Background and Purpose: Convolutional neural networks (CNNs) are increasingly used to automate segmentation for radiotherapy planning, where accurate segmentation of organs-at-risk (OARs) is crucial. Training CNNs often requires large amounts of data. However, large, high quality datasets are scarce. The aim of this study was to develop a CNN capable of accurate head and neck (HN) 3D auto-segmentation of planning CT scans using a small training dataset (34 CTs).
Materials and Method: Elements of our custom CNN architecture were varied to optimise segmentation performance. We tested and evaluated the impact of: using multiple contrast channels for the CT scan input at specific soft tissue and bony anatomy windows, resize vs. transpose convolutions, and loss functions based on overlap metrics and cross entropy in different combinations. Model segmentation performance was compared with the inter-observer deviation of two doctors’ gold standardsegmentations using the 95th percentile Hausdorff distance and mean distance-to-agreement (mDTA). The best performing configuration was further validated on a popular public dataset to compare with state-ofthe-art (SOTA) auto-segmentation methods.

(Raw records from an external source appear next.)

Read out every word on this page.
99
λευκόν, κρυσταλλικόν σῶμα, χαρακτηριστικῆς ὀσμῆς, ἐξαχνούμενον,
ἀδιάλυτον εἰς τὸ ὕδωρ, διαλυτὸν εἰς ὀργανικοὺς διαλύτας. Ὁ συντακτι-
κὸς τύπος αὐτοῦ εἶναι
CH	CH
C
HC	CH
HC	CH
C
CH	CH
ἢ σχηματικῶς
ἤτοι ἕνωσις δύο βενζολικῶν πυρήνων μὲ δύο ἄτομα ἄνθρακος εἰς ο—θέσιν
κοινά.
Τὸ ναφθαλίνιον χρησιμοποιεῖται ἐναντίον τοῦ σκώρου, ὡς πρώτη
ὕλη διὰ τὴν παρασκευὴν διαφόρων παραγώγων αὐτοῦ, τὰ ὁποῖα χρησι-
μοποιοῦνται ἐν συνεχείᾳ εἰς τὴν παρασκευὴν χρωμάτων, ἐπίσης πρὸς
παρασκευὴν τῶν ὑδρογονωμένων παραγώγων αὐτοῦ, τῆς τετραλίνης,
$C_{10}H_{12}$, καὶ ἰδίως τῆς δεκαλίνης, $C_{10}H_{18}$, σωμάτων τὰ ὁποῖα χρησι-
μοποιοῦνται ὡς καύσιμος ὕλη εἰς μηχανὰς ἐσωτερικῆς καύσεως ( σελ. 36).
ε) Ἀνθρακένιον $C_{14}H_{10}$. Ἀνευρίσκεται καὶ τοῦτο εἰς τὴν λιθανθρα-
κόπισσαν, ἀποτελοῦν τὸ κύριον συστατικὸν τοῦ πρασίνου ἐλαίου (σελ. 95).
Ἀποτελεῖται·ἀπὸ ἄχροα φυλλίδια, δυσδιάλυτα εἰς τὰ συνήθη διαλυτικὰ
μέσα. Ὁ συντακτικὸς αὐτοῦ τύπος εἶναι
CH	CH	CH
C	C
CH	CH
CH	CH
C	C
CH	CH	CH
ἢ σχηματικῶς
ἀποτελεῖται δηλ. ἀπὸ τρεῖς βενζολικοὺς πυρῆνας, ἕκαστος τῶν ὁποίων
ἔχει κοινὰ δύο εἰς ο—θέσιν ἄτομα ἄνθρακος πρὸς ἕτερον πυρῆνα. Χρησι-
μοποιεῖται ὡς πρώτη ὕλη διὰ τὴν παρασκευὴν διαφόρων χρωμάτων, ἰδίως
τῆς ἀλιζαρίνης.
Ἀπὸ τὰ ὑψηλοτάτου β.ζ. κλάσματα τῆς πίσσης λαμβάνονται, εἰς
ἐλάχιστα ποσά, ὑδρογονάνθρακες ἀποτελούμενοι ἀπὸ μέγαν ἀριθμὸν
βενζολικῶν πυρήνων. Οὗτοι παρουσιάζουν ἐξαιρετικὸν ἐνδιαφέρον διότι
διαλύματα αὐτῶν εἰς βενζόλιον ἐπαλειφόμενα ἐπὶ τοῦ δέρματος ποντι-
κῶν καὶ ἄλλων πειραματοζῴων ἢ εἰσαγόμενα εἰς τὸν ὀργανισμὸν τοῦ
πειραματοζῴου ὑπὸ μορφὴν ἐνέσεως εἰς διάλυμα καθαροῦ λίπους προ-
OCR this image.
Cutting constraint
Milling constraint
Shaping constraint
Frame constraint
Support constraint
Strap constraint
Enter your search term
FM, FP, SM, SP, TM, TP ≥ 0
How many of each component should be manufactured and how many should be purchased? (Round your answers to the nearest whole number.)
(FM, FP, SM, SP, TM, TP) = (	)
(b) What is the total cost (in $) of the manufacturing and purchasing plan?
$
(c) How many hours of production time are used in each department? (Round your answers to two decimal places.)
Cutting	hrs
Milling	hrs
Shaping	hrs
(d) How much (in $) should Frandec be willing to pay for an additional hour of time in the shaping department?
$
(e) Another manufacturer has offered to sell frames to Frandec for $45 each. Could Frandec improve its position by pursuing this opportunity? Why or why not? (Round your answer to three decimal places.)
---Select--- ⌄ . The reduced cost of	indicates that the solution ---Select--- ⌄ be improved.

Results: Our best performing CNN configuration was competitive with current SOTA methods when evaluated on the public dataset with mDTA of (0.81±0.31)mm for the brainstem, (0.20±0.08)mm for the mandible, (0.77 ± 0.14)mm for the left parotid and (0.81 ± 0.28)mm for the right parotid.
Conclusions: Through careful tuning and customisation we trained a 3D CNN with a small dataset to produce segmentations of HN OARs with an accuracy that is comparable with inter-clinician deviations. Our proposed model performed competitively with current SOTA methods.